De tentoonstelling verhaalt onder meer over de gelukkige lotgevallen van een schilderij dat nog net wist te ontsnappen aan de radicale cultuurpolitieke koers die in 1937 werd ingezet. Erich Heckels schilderij Frühlingslandschaft (1918) werd, vlak voordat de NS-commissie langskwam, door een museummedewerker verborgen opdat het niet zou worden vernietigd. Dat was echter een uitzondering, want er werden maar liefst vierhonderd werken uit de Nationalgalerie in beslag genomen. In een aantal gevallen worden de dramatische lotgevallen van de werken in de presentatiewijze benadrukt. Een voorbeeld is Die Kniende (1911) van Wilhelm Lehmbruck, dat direct na de dood van de beeldhouwer in 1919 door de Nationalgalerie was aangekocht en waarvan een andere versie in de beruchte Entartete Kunst-tentoonstelling van 1937 in München werd opgenomen. De Berlijnse versie bevond zich gedurende de oorlog in het depot, maar raakte door een bombardement in 1945 alsnog beschadigd. De vier overgebleven brokstukken zijn in de expositie niet op een sokkel samengebracht, maar staan op een apart pallet om zo de gevolgen van dictatuur, oorlog en vernietiging op te roepen. Ook de presentatie van een schilderij van Erwin Hahs staat in het teken van de herinnering aan de oorlog. De kunstenaar was in 1933 ontslagen als professor aan de Kunstgewerbeschule in Halle/Saale, waarna hij als restaurateur en in 1942 als kunstleraar aan het Winckelmann-Gymnasium in Stendal aan de slag ging. In 1944 kreeg hij de opdracht om van de Führer een groot portret te schilderen dat in de aula van het gymnasium zou komen te hangen. De kunstenaar portretteerde Hitler op cynische wijze voor een achtergrond van ruïnes. Het schilderij werd om veiligheidsredenen al na enkele uren uit de aula verwijderd, en kort daarna door Hahs overschilderd. Het resultaat – Großes Requiem (1944-45) – werd in 1977 aangekocht door de Nationalgalerie, die destijds in Oost-Berlijn was gelegen.
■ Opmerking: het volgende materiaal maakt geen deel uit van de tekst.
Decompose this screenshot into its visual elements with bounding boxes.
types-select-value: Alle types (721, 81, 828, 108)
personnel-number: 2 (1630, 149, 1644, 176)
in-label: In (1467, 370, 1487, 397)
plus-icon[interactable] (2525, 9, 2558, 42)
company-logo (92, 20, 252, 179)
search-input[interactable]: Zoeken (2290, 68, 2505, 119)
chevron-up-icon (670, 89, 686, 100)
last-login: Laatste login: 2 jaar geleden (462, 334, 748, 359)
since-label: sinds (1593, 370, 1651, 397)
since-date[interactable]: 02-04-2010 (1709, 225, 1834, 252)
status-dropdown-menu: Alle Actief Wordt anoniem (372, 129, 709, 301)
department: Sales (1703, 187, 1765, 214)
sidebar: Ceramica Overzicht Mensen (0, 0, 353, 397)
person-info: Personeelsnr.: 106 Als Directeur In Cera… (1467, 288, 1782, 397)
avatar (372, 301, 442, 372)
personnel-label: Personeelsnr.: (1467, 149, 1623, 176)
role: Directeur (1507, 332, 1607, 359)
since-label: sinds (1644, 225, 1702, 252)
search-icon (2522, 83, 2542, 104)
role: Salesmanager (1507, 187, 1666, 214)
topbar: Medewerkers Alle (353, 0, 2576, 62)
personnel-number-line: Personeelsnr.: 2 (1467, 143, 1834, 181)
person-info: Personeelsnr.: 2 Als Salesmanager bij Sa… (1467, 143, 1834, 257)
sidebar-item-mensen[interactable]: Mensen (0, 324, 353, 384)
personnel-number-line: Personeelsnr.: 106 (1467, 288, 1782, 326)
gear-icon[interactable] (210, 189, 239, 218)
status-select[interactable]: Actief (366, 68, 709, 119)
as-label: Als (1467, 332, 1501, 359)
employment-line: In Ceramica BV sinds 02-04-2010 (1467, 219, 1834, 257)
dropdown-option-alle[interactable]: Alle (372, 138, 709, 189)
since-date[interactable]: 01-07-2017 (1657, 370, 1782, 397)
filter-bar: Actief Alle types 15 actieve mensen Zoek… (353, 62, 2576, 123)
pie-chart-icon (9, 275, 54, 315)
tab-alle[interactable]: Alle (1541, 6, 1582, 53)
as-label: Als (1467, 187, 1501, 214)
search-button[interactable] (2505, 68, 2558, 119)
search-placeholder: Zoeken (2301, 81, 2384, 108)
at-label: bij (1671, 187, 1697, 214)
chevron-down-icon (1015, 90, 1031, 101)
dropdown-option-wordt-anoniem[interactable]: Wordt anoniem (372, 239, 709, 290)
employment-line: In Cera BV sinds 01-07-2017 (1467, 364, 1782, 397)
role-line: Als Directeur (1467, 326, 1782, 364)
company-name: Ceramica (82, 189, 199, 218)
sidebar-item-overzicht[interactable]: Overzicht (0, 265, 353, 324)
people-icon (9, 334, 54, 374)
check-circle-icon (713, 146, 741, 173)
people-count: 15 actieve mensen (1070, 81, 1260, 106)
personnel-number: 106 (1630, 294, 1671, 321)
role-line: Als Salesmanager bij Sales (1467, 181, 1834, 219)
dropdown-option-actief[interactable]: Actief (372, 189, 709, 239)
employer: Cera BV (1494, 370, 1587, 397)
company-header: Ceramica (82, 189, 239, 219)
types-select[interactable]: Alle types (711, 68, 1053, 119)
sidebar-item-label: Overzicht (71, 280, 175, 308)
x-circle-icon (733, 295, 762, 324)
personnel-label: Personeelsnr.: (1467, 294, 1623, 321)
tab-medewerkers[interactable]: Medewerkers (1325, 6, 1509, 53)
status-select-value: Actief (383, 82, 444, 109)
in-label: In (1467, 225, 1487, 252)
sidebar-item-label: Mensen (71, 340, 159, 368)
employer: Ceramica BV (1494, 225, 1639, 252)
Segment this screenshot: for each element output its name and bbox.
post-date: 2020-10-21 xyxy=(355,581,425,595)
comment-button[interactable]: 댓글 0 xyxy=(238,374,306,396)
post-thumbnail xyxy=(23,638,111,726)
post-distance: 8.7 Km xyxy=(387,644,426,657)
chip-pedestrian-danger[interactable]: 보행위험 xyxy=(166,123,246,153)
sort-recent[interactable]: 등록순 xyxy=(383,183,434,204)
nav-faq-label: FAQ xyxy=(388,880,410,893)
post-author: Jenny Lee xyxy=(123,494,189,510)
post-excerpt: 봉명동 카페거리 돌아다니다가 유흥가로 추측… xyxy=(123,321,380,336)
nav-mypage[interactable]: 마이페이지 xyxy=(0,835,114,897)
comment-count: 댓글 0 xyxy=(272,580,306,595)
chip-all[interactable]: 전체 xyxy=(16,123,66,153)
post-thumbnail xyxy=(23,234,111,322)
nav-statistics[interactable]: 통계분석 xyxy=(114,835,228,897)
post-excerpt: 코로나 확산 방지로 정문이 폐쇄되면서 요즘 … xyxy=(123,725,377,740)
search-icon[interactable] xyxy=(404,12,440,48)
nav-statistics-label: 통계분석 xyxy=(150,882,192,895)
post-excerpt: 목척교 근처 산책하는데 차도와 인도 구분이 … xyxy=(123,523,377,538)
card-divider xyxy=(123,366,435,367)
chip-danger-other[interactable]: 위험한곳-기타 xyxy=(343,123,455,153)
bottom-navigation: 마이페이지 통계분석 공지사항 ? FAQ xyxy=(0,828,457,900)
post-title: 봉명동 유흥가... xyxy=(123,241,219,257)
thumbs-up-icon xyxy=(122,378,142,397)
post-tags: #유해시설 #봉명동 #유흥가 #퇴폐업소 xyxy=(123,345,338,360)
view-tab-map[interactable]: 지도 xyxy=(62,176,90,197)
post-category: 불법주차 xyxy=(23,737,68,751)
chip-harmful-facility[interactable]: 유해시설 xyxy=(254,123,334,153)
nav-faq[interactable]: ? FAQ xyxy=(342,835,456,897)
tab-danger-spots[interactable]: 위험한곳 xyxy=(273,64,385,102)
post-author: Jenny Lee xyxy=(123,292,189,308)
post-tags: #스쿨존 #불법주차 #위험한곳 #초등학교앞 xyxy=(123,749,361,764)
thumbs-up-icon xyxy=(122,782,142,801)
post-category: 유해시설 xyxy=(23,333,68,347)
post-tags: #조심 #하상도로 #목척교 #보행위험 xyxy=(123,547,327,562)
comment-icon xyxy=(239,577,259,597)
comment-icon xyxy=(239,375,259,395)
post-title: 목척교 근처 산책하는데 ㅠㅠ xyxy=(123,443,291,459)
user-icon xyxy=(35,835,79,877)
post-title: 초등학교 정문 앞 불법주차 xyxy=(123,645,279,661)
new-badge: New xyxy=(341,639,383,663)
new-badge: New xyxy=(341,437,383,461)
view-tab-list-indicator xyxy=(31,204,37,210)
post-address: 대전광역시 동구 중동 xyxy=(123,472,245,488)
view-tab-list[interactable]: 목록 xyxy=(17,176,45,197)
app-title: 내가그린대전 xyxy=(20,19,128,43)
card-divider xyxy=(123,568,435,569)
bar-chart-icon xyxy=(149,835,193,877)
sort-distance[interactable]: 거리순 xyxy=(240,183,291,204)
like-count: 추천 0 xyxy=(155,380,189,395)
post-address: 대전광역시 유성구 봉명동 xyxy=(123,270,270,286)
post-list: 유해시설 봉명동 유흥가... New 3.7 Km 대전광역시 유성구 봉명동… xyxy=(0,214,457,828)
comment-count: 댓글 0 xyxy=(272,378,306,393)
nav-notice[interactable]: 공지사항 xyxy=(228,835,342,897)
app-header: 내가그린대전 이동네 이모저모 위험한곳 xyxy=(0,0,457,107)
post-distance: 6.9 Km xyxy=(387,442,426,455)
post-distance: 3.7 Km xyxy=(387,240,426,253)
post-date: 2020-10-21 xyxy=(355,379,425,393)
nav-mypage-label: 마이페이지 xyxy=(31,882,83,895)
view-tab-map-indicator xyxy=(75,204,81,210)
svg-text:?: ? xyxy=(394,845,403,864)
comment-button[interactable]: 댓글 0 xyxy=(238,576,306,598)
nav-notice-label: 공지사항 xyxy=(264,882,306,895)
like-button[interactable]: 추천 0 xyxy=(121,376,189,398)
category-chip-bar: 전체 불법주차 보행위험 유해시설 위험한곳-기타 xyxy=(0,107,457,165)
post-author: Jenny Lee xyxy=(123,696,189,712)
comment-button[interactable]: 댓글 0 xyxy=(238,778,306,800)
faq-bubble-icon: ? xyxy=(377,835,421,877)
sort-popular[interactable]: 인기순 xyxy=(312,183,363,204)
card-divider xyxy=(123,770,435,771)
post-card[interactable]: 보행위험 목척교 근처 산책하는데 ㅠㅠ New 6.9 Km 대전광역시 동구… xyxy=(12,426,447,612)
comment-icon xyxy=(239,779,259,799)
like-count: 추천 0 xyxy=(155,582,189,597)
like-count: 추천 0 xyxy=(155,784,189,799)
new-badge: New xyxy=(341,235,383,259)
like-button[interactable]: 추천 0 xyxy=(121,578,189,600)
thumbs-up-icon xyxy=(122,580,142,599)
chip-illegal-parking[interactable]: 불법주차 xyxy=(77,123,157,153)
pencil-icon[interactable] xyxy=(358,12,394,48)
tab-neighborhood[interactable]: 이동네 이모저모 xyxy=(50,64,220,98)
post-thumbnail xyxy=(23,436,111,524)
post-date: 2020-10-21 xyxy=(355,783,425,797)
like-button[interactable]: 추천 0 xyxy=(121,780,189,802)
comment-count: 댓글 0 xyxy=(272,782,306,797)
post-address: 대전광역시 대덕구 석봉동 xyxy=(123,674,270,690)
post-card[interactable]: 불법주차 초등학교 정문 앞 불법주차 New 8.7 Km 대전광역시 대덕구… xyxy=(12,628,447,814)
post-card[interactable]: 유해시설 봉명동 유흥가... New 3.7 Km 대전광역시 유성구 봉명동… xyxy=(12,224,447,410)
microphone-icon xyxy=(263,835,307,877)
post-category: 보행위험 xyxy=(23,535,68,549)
Naast dit werk is in de tentoonstelling ook een röntgenfoto te zien die het originele werk tevoorschijn brengt: een spookachtig portret van de dictator.

De tentoonstelling slaagt er erg goed in om de complexiteit van de periode te schetsen en de aandacht te vestigen op de politieke en sociale context waarin de werken zijn ontstaan. De bezoeker wordt gedwongen om de museumgeschiedenis niet zwart-wit te zien, om de tegenstrijdigheden van de tijd in rekening te brengen en om een oog te ontwikkelen voor de ontelbare verborgen verhalen die achter de kunstwerken schuilgaan.

 

Neue Galerie: Die Schwarzen Jahre. Geschichten einer Sammlung 1933-1945, tot 31 juli in Hamburger Bahnhof – Museum für Gegenwart, Invalidenstraße 50-51, 10557 Berlijn (030/39.78.34.11; smb.museum/museen-und-einrichtungen/hamburger-bahnhof).